The British soldiers made their way under fire to Charlestown by evening. Ens. Lister rode a couple of miles on a horse, but decided that made him too big a target, so he walked most of the way. We don’t know if Johnson made the whole journey on foot or became one of the wounded soldiers who crowded onto horses, artillery carriages, and confiscated vehicles. At the end of the day the 10th Regiment reported seventeen wounded, one killed, and one missing.

Parts of the 10th Regiment also fought at the Battle of Bunker Hill in June. Ens. Lister was still recovering from his wound in Boston. Pvt. Thomas Johnson went into the battle and was killed.

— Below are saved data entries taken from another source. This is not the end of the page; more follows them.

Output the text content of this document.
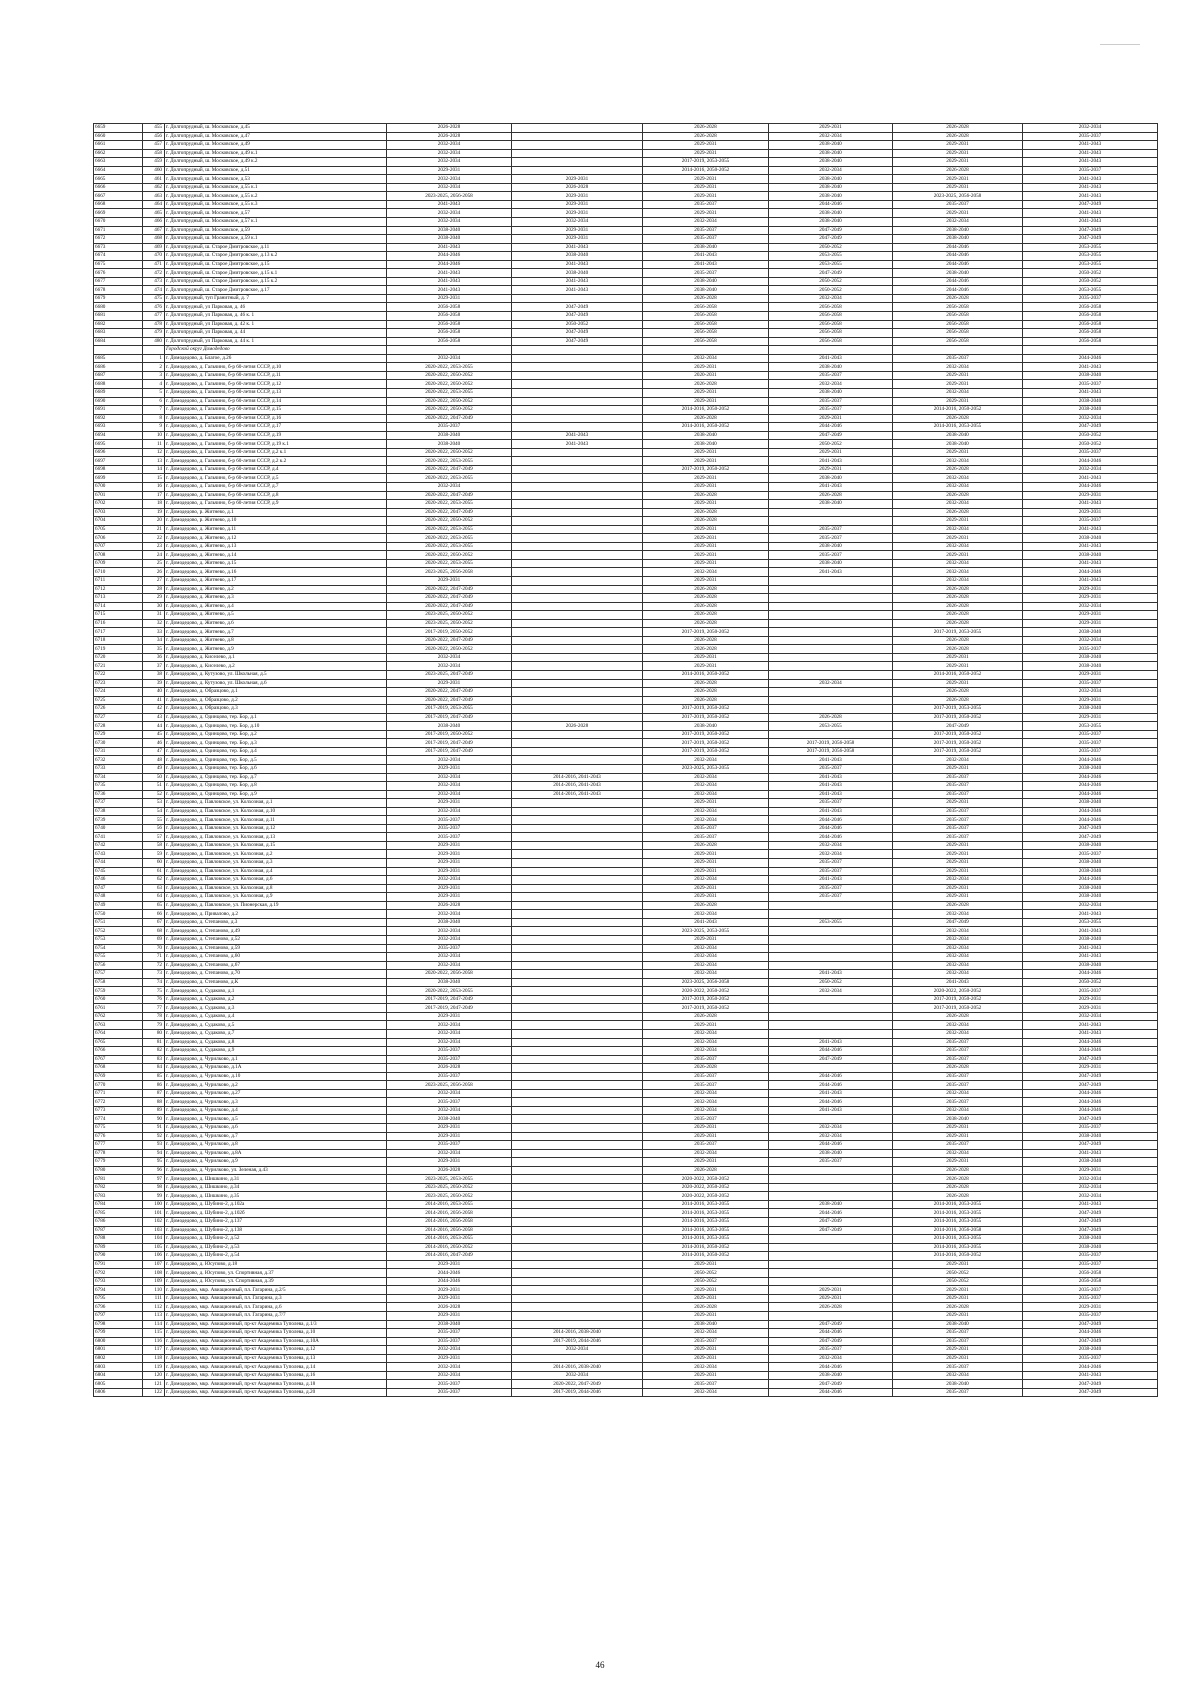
6659	455	г. Долгопрудный, ш. Московское, д.45	2026-2028		2026-2028	2029-2031	2026-2028	2032-2034
6660	456	г. Долгопрудный, ш. Московское, д.47	2026-2028		2026-2028	2032-2034	2026-2028	2035-2037
6661	457	г. Долгопрудный, ш. Московское, д.49	2032-2034		2029-2031	2038-2040	2029-2031	2041-2043
6662	458	г. Долгопрудный, ш. Московское, д.49 к.1	2032-2034		2029-2031	2038-2040	2029-2031	2041-2043
6663	459	г. Долгопрудный, ш. Московское, д.49 к.2	2032-2034		2017-2019, 2053-2055	2038-2040	2029-2031	2041-2043
6664	460	г. Долгопрудный, ш. Московское, д.51	2029-2031		2014-2016, 2050-2052	2032-2034	2026-2028	2035-2037
6665	461	г. Долгопрудный, ш. Московское, д.53	2032-2034	2029-2031	2029-2031	2038-2040	2029-2031	2041-2043
6666	462	г. Долгопрудный, ш. Московское, д.55 к.1	2032-2034	2026-2028	2029-2031	2038-2040	2029-2031	2041-2043
6667	463	г. Долгопрудный, ш. Московское, д.55 к.2	2023-2025, 2056-2058	2029-2031	2029-2031	2038-2040	2023-2025, 2056-2058	2041-2043
6668	464	г. Долгопрудный, ш. Московское, д.55 к.3	2041-2043	2029-2031	2035-2037	2044-2046	2035-2037	2047-2049
6669	465	г. Долгопрудный, ш. Московское, д.57	2032-2034	2029-2031	2029-2031	2038-2040	2029-2031	2041-2043
6670	466	г. Долгопрудный, ш. Московское, д.57 к.1	2032-2034	2032-2034	2032-2034	2038-2040	2032-2034	2041-2043
6671	467	г. Долгопрудный, ш. Московское, д.59	2038-2040	2029-2031	2035-2037	2047-2049	2038-2040	2047-2049
6672	468	г. Долгопрудный, ш. Московское, д.59 к.1	2038-2040	2029-2031	2035-2037	2047-2049	2038-2040	2047-2049
6673	469	г. Долгопрудный, ш. Старое Дмитровское, д.11	2041-2043	2041-2043	2038-2040	2050-2052	2044-2046	2053-2055
6674	470	г. Долгопрудный, ш. Старое Дмитровское, д.13 к.2	2044-2046	2038-2040	2041-2043	2053-2055	2044-2046	2053-2055
6675	471	г. Долгопрудный, ш. Старое Дмитровское, д.15	2044-2046	2041-2043	2041-2043	2053-2055	2044-2046	2053-2055
6676	472	г. Долгопрудный, ш. Старое Дмитровское, д.15 к.1	2041-2043	2038-2040	2035-2037	2047-2049	2038-2040	2050-2052
6677	473	г. Долгопрудный, ш. Старое Дмитровское, д.15 к.2	2041-2043	2041-2043	2038-2040	2050-2052	2044-2046	2050-2052
6678	474	г. Долгопрудный, ш. Старое Дмитровское, д.17	2041-2043	2041-2043	2038-2040	2050-2052	2044-2046	2053-2055
6679	475	г. Долгопрудный, туп Гранитный, д. 7	2029-2031		2026-2028	2032-2034	2026-2028	2035-2037
6680	476	г. Долгопрудный, ул Парковая, д. 46	2056-2058	2047-2049	2056-2058	2056-2058	2056-2058	2056-2058
6681	477	г. Долгопрудный, ул Парковая, д. 46 к. 1	2056-2058	2047-2049	2056-2058	2056-2058	2056-2058	2056-2058
6682	478	г. Долгопрудный, ул Парковая, д. 42 к. 1	2056-2058	2050-2052	2056-2058	2056-2058	2056-2058	2056-2058
6683	479	г. Долгопрудный, ул Парковая, д. 44	2056-2058	2047-2049	2056-2058	2056-2058	2056-2058	2056-2058
6684	480	г. Долгопрудный, ул Парковая, д. 44 к. 1	2056-2058	2047-2049	2056-2058	2056-2058	2056-2058	2056-2058
		Городской округ Домодедово						
6685	1	г. Домодедово, д. Благое, д.26	2032-2034		2032-2034	2041-2043	2035-2037	2044-2046
6686	2	г. Домодедово, д. Гальчино, б-р 60-летия СССР, д.10	2020-2022, 2053-2055		2029-2031	2038-2040	2032-2034	2041-2043
6687	3	г. Домодедово, д. Гальчино, б-р 60-летия СССР, д.11	2020-2022, 2050-2052		2020-2031	2035-2037	2029-2031	2038-2040
6688	4	г. Домодедово, д. Гальчино, б-р 60-летия СССР, д.12	2020-2022, 2050-2052		2026-2028	2032-2034	2029-2031	2035-2037
6689	5	г. Домодедово, д. Гальчино, б-р 60-летия СССР, д.13	2020-2022, 2053-2055		2029-2031	2038-2040	2032-2034	2041-2043
6690	6	г. Домодедово, д. Гальчино, б-р 60-летия СССР, д.14	2020-2022, 2050-2052		2029-2031	2035-2037	2029-2031	2038-2040
6691	7	г. Домодедово, д. Гальчино, б-р 60-летия СССР, д.15	2020-2022, 2050-2052		2014-2016, 2050-2052	2035-2037	2014-2016, 2050-2052	2038-2040
6692	8	г. Домодедово, д. Гальчино, б-р 60-летия СССР, д.16	2020-2022, 2047-2049		2026-2028	2029-2031	2026-2028	2032-2034
6693	9	г. Домодедово, д. Гальчино, б-р 60-летия СССР, д.17	2035-2037		2014-2016, 2050-2052	2044-2046	2014-2016, 2053-2055	2047-2049
6694	10	г. Домодедово, д. Гальчино, б-р 60-летия СССР, д.19	2038-2040	2041-2043	2038-2040	2047-2049	2038-2040	2050-2052
6695	11	г. Домодедово, д. Гальчино, б-р 60-летия СССР, д.19 к.1	2038-2040	2041-2043	2038-2040	2050-2052	2038-2040	2050-2052
6696	12	г. Домодедово, д. Гальчино, б-р 60-летия СССР, д.2 к.1	2020-2022, 2050-2052		2029-2031	2029-2031	2029-2031	2035-2037
6697	13	г. Домодедово, д. Гальчино, б-р 60-летия СССР, д.2 к.2	2020-2022, 2053-2055		2029-2031	2041-2043	2032-2034	2044-2046
6698	14	г. Домодедово, д. Гальчино, б-р 60-летия СССР, д.4	2020-2022, 2047-2049		2017-2019, 2050-2052	2029-2031	2026-2028	2032-2034
6699	15	г. Домодедово, д. Гальчино, б-р 60-летия СССР, д.5	2020-2022, 2053-2055		2029-2031	2038-2040	2032-2034	2041-2043
6700	16	г. Домодедово, д. Гальчино, б-р 60-летия СССР, д.7	2032-2034		2029-2031	2041-2043	2032-2034	2044-2046
6701	17	г. Домодедово, д. Гальчино, б-р 60-летия СССР, д.8	2020-2022, 2047-2049		2026-2028	2026-2028	2026-2028	2029-2031
6702	18	г. Домодедово, д. Гальчино, б-р 60-летия СССР, д.9	2020-2022, 2053-2055		2029-2031	2038-2040	2032-2034	2041-2043
6703	19	г. Домодедово, р. Житнево, д.1	2020-2022, 2047-2049		2026-2028		2026-2028	2029-2031
6704	20	г. Домодедово, р. Житнево, д.10	2020-2022, 2050-2052		2026-2028		2029-2031	2035-2037
6705	21	г. Домодедово, д. Житнево, д.11	2020-2022, 2053-2055		2029-2031	2035-2037	2032-2034	2041-2043
6706	22	г. Домодедово, д. Житнево, д.12	2020-2022, 2053-2055		2029-2031	2035-2037	2029-2031	2038-2040
6707	23	г. Домодедово, д. Житнево, д.13	2020-2022, 2053-2055		2029-2031	2038-2040	2032-2034	2041-2043
6708	24	г. Домодедово, д. Житнево, д.14	2020-2022, 2050-2052		2029-2031	2035-2037	2029-2031	2038-2040
6709	25	г. Домодедово, д. Житнево, д.15	2020-2022, 2053-2055		2029-2031	2038-2040	2032-2034	2041-2043
6710	26	г. Домодедово, д. Житнево, д.16	2023-2025, 2056-2058		2032-2034	2041-2043	2032-2034	2044-2046
6711	27	г. Домодедово, д. Житнево, д.17	2029-2031		2029-2031		2032-2034	2041-2043
6712	28	г. Домодедово, д. Житнево, д.2	2020-2022, 2047-2049		2026-2028		2026-2028	2029-2031
6713	29	г. Домодедово, д. Житнево, д.3	2020-2022, 2047-2049		2026-2028		2026-2028	2029-2031
6714	30	г. Домодедово, д. Житнево, д.4	2020-2022, 2047-2049		2026-2028		2026-2028	2032-2034
6715	31	г. Домодедово, д. Житнево, д.5	2023-2025, 2050-2052		2026-2028		2026-2028	2029-2031
6716	32	г. Домодедово, д. Житнево, д.6	2023-2025, 2050-2052		2026-2028		2026-2028	2029-2031
6717	33	г. Домодедово, д. Житнево, д.7	2017-2019, 2050-2052		2017-2019, 2050-2052		2017-2019, 2053-2055	2038-2040
6718	34	г. Домодедово, д. Житнево, д.8	2020-2022, 2047-2049		2026-2028		2026-2028	2032-2034
6719	35	г. Домодедово, д. Житнево, д.9	2020-2022, 2050-2052		2026-2028		2026-2028	2035-2037
6720	36	г. Домодедово, д. Киселево, д.1	2032-2034		2029-2031		2029-2031	2038-2040
6721	37	г. Домодедово, д. Киселево, д.2	2032-2034		2029-2031		2029-2031	2038-2040
6722	38	г. Домодедово, д. Кутузово, ул. Школьная, д.5	2023-2025, 2047-2049		2014-2016, 2050-2052		2014-2016, 2050-2052	2029-2031
6723	39	г. Домодедово, д. Кутузово, ул. Школьная, д.6	2029-2031		2026-2028	2032-2034	2029-2031	2035-2037
6724	40	г. Домодедово, д. Образцово, д.1	2020-2022, 2047-2049		2026-2028		2026-2028	2032-2034
6725	41	г. Домодедово, д. Образцово, д.2	2020-2022, 2047-2049		2026-2028		2026-2028	2029-2031
6726	42	г. Домодедово, д. Образцово, д.3	2017-2019, 2053-2055		2017-2019, 2050-2052		2017-2019, 2053-2055	2038-2040
6727	43	г. Домодедово, д. Одинцово, тер. Бор, д.1	2017-2019, 2047-2049		2017-2019, 2050-2052	2026-2028	2017-2019, 2050-2052	2029-2031
6728	44	г. Домодедово, д. Одинцово, тер. Бор, д.10	2038-2040	2026-2028	2038-2040	2053-2055	2047-2049	2053-2055
6729	45	г. Домодедово, д. Одинцово, тер. Бор, д.2	2017-2019, 2050-2052		2017-2019, 2050-2052		2017-2019, 2050-2052	2035-2037
6730	46	г. Домодедово, д. Одинцово, тер. Бор, д.3	2017-2019, 2047-2049		2017-2019, 2050-2052	2017-2019, 2056-2058	2017-2019, 2050-2052	2035-2037
6731	47	г. Домодедово, д. Одинцово, тер. Бор, д.4	2017-2019, 2047-2049		2017-2019, 2050-2052	2017-2019, 2056-2058	2017-2019, 2050-2052	2035-2037
6732	48	г. Домодедово, д. Одинцово, тер. Бор, д.5	2032-2034		2032-2034	2041-2043	2032-2034	2044-2046
6733	49	г. Домодедово, д. Одинцово, тер. Бор, д.6	2029-2031		2023-2025, 2053-2055	2035-2037	2029-2031	2038-2040
6734	50	г. Домодедово, д. Одинцово, тер. Бор, д.7	2032-2034	2014-2016, 2041-2043	2032-2034	2041-2043	2035-2037	2044-2046
6735	51	г. Домодедово, д. Одинцово, тер. Бор, д.8	2032-2034	2014-2016, 2041-2043	2032-2034	2041-2043	2035-2037	2044-2046
6736	52	г. Домодедово, д. Одинцово, тер. Бор, д.9	2032-2034	2014-2016, 2041-2043	2032-2034	2041-2043	2035-2037	2044-2046
6737	53	г. Домодедово, д. Павловское, ул. Колхозная, д.1	2029-2031		2029-2031	2035-2037	2029-2031	2038-2040
6738	54	г. Домодедово, д. Павловское, ул. Колхозная, д.10	2032-2034		2032-2034	2041-2043	2035-2037	2044-2046
6739	55	г. Домодедово, д. Павловское, ул. Колхозная, д.11	2035-2037		2032-2034	2044-2046	2035-2037	2044-2046
6740	56	г. Домодедово, д. Павловское, ул. Колхозная, д.12	2035-2037		2035-2037	2044-2046	2035-2037	2047-2049
6741	57	г. Домодедово, д. Павловское, ул. Колхозная, д.13	2035-2037		2035-2037	2044-2046	2035-2037	2047-2049
6742	58	г. Домодедово, д. Павловское, ул. Колхозная, д.15	2029-2031		2026-2028	2032-2034	2029-2031	2038-2040
6743	59	г. Домодедово, д. Павловское, ул. Колхозная, д.2	2029-2031		2029-2031	2032-2034	2029-2031	2035-2037
6744	60	г. Домодедово, д. Павловское, ул. Колхозная, д.3	2029-2031		2029-2031	2035-2037	2029-2031	2038-2040
6745	61	г. Домодедово, д. Павловское, ул. Колхозная, д.4	2029-2031		2029-2031	2035-2037	2029-2031	2038-2040
6746	62	г. Домодедово, д. Павловское, ул. Колхозная, д.6	2032-2034		2032-2034	2041-2043	2032-2034	2044-2046
6747	63	г. Домодедово, д. Павловское, ул. Колхозная, д.8	2029-2031		2029-2031	2035-2037	2029-2031	2038-2040
6748	64	г. Домодедово, д. Павловское, ул. Колхозная, д.9	2029-2031		2029-2031	2035-2037	2029-2031	2038-2040
6749	65	г. Домодедово, д. Павловское, ул. Пионерская, д.19	2026-2028		2026-2028		2026-2028	2032-2034
6750	66	г. Домодедово, д. Привалово, д.2	2032-2034		2032-2034		2032-2034	2041-2043
6751	67	г. Домодедово, д. Степаново, д.3	2038-2040		2041-2043	2053-2055	2047-2049	2053-2055
6752	68	г. Домодедово, д. Степаново, д.49	2032-2034		2023-2025, 2053-2055		2032-2034	2041-2043
6753	69	г. Домодедово, д. Степаново, д.52	2032-2034		2029-2031		2032-2034	2038-2040
6754	70	г. Домодедово, д. Степаново, д.59	2035-2037		2032-2034		2032-2034	2041-2043
6755	71	г. Домодедово, д. Степаново, д.60	2032-2034		2032-2034		2032-2034	2041-2043
6756	72	г. Домодедово, д. Степаново, д.67	2032-2034		2032-2034		2032-2034	2038-2040
6757	73	г. Домодедово, д. Степаново, д.70	2020-2022, 2056-2058		2032-2034	2041-2043	2032-2034	2044-2046
6758	74	г. Домодедово, д. Степаново, д.К	2038-2040		2023-2025, 2056-2058	2050-2052	2041-2043	2050-2052
6759	75	г. Домодедово, д. Судаково, д.1	2020-2022, 2053-2055		2020-2022, 2050-2052	2032-2034	2020-2022, 2050-2052	2035-2037
6760	76	г. Домодедово, д. Судаково, д.2	2017-2019, 2047-2049		2017-2019, 2050-2052		2017-2019, 2050-2052	2029-2031
6761	77	г. Домодедово, д. Судаково, д.3	2017-2019, 2047-2049		2017-2019, 2050-2052		2017-2019, 2050-2052	2029-2031
6762	78	г. Домодедово, д. Судаково, д.4	2029-2031		2026-2028		2026-2028	2032-2034
6763	79	г. Домодедово, д. Судаково, д.5	2032-2034		2029-2031		2032-2034	2041-2043
6764	80	г. Домодедово, д. Судаково, д.7	2032-2034		2032-2034		2032-2034	2041-2043
6765	81	г. Домодедово, д. Судаково, д.8	2032-2034		2032-2034	2041-2043	2035-2037	2044-2046
6766	82	г. Домодедово, д. Судаково, д.9	2035-2037		2032-2034	2044-2046	2035-2037	2044-2046
6767	83	г. Домодедово, д. Чурилково, д.1	2035-2037		2035-2037	2047-2049	2035-2037	2047-2049
6768	84	г. Домодедово, д. Чурилково, д.1А	2026-2028		2026-2028		2026-2028	2029-2031
6769	85	г. Домодедово, д. Чурилково, д.10	2035-2037		2035-2037	2044-2046	2035-2037	2047-2049
6770	86	г. Домодедово, д. Чурилково, д.2	2023-2025, 2056-2058		2035-2037	2044-2046	2035-2037	2047-2049
6771	87	г. Домодедово, д. Чурилково, д.27	2032-2034		2032-2034	2041-2043	2032-2034	2044-2046
6772	88	г. Домодедово, д. Чурилково, д.3	2035-2037		2032-2034	2044-2046	2035-2037	2044-2046
6773	89	г. Домодедово, д. Чурилково, д.4	2032-2034		2032-2034	2041-2043	2032-2034	2044-2046
6774	90	г. Домодедово, д. Чурилково, д.5	2038-2040		2035-2037		2038-2040	2047-2049
6775	91	г. Домодедово, д. Чурилково, д.6	2029-2031		2029-2031	2032-2034	2029-2031	2035-2037
6776	92	г. Домодедово, д. Чурилково, д.7	2029-2031		2029-2031	2032-2034	2029-2031	2038-2040
6777	93	г. Домодедово, д. Чурилково, д.8	2035-2037		2035-2037	2044-2046	2035-2037	2047-2049
6778	94	г. Домодедово, д. Чурилково, д.8А	2032-2034		2032-2034	2038-2040	2032-2034	2041-2043
6779	95	г. Домодедово, д. Чурилково, д.9	2029-2031		2029-2031	2035-2037	2029-2031	2038-2040
6780	96	г. Домодедово, д. Чурилково, ул. Зеленая, д.43	2026-2028		2026-2028		2026-2028	2029-2031
6781	97	г. Домодедово, д. Шишкино, д.31	2023-2025, 2053-2055		2020-2022, 2050-2052		2026-2028	2032-2034
6782	98	г. Домодедово, д. Шишкино, д.34	2023-2025, 2050-2052		2020-2022, 2050-2052		2026-2028	2032-2034
6783	99	г. Домодедово, д. Шишкино, д.35	2023-2025, 2050-2052		2020-2022, 2050-2052		2026-2028	2032-2034
6784	100	г. Домодедово, д. Шубино-2, д.102а	2014-2016, 2053-2055		2014-2016, 2053-2055	2038-2040	2014-2016, 2053-2055	2041-2043
6785	101	г. Домодедово, д. Шубино-2, д.102б	2014-2016, 2056-2058		2014-2016, 2053-2055	2044-2046	2014-2016, 2053-2055	2047-2049
6786	102	г. Домодедово, д. Шубино-2, д.137	2014-2016, 2056-2058		2014-2016, 2053-2055	2047-2049	2014-2016, 2053-2055	2047-2049
6787	103	г. Домодедово, д. Шубино-2, д.138	2014-2016, 2056-2058		2014-2016, 2053-2055	2047-2049	2014-2016, 2056-2058	2047-2049
6788	104	г. Домодедово, д. Шубино-2, д.52	2014-2016, 2053-2055		2014-2016, 2053-2055		2014-2016, 2053-2055	2038-2040
6789	105	г. Домодедово, д. Шубино-2, д.53	2014-2016, 2050-2052		2014-2016, 2050-2052		2014-2016, 2053-2055	2038-2040
6790	106	г. Домодедово, д. Шубино-2, д.54	2014-2016, 2047-2049		2014-2016, 2050-2052		2014-2016, 2050-2052	2035-2037
6791	107	г. Домодедово, д. Юсупово, д.18	2029-2031		2029-2031		2029-2031	2035-2037
6792	108	г. Домодедово, д. Юсупово, ул. Спортивная, д.37	2044-2046		2050-2052		2050-2052	2056-2058
6793	109	г. Домодедово, д. Юсупово, ул. Спортивная, д.39	2044-2046		2050-2052		2050-2052	2056-2058
6794	110	г. Домодедово, мкр. Авиационный, пл. Гагарина, д.2/5	2029-2031		2029-2031	2029-2031	2029-2031	2035-2037
6795	111	г. Домодедово, мкр. Авиационный, пл. Гагарина, д.3	2029-2031		2029-2031	2029-2031	2029-2031	2035-2037
6796	112	г. Домодедово, мкр. Авиационный, пл. Гагарина, д.6	2026-2028		2026-2028	2026-2028	2026-2028	2029-2031
6797	113	г. Домодедово, мкр. Авиационный, пл. Гагарина, д.7/7	2029-2031		2029-2031		2029-2031	2035-2037
6798	114	г. Домодедово, мкр. Авиационный, пр-кт Академика Туполева, д.1/3	2038-2040		2038-2040	2047-2049	2038-2040	2047-2049
6799	115	г. Домодедово, мкр. Авиационный, пр-кт Академика Туполева, д.10	2035-2037	2014-2016, 2038-2040	2032-2034	2044-2046	2035-2037	2044-2046
6800	116	г. Домодедово, мкр. Авиационный, пр-кт Академика Туполева, д.10А	2035-2037	2017-2019, 2044-2046	2035-2037	2047-2049	2035-2037	2047-2049
6801	117	г. Домодедово, мкр. Авиационный, пр-кт Академика Туполева, д.12	2032-2034	2032-2034	2029-2031	2035-2037	2029-2031	2038-2040
6802	118	г. Домодедово, мкр. Авиационный, пр-кт Академика Туполева, д.13	2029-2031		2029-2031	2032-2034	2029-2031	2035-2037
6803	119	г. Домодедово, мкр. Авиационный, пр-кт Академика Туполева, д.14	2032-2034	2014-2016, 2038-2040	2032-2034	2044-2046	2035-2037	2044-2046
6804	120	г. Домодедово, мкр. Авиационный, пр-кт Академика Туполева, д.16	2032-2034	2032-2034	2029-2031	2038-2040	2032-2034	2041-2043
6805	121	г. Домодедово, мкр. Авиационный, пр-кт Академика Туполева, д.18	2035-2037	2020-2022, 2047-2049	2035-2037	2047-2049	2038-2040	2047-2049
6806	122	г. Домодедово, мкр. Авиационный, пр-кт Академика Туполева, д.20	2035-2037	2017-2019, 2044-2046	2032-2034	2044-2046	2035-2037	2047-2049
46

[The photograph above shows a member of the recreated 10th Regiment, which has been portraying the soldiers at the start of the Revolutionary War for over fifty years.]

2 comments:

Old Nick said...


I believe Dr. Fischer is wrong about private Johnson. In reviewing my copy of the WO. Rolls there is no private Johnson in the light infantry company. There was a Johnson transferred into the Grenadier company of the 10th but not the light infantry company. Its always good to double check these things.

J. L. Bell said...

Thank you for that addition.

This is the third reversal I’ve seen on Lister’s claim. First, the ensign said a man named Johnson was wounded. In the 1970s Vince Kehoe and others pointed out that the company had no man named Johnson. In the 1990s Fischer proposed this theory about a man transferring into the company. Now you’re saying that was another company.

That puts us back to the idea that Lister had the name wrong, and perhaps that no British soldier was wounded in the first skirmish at Lexington at all.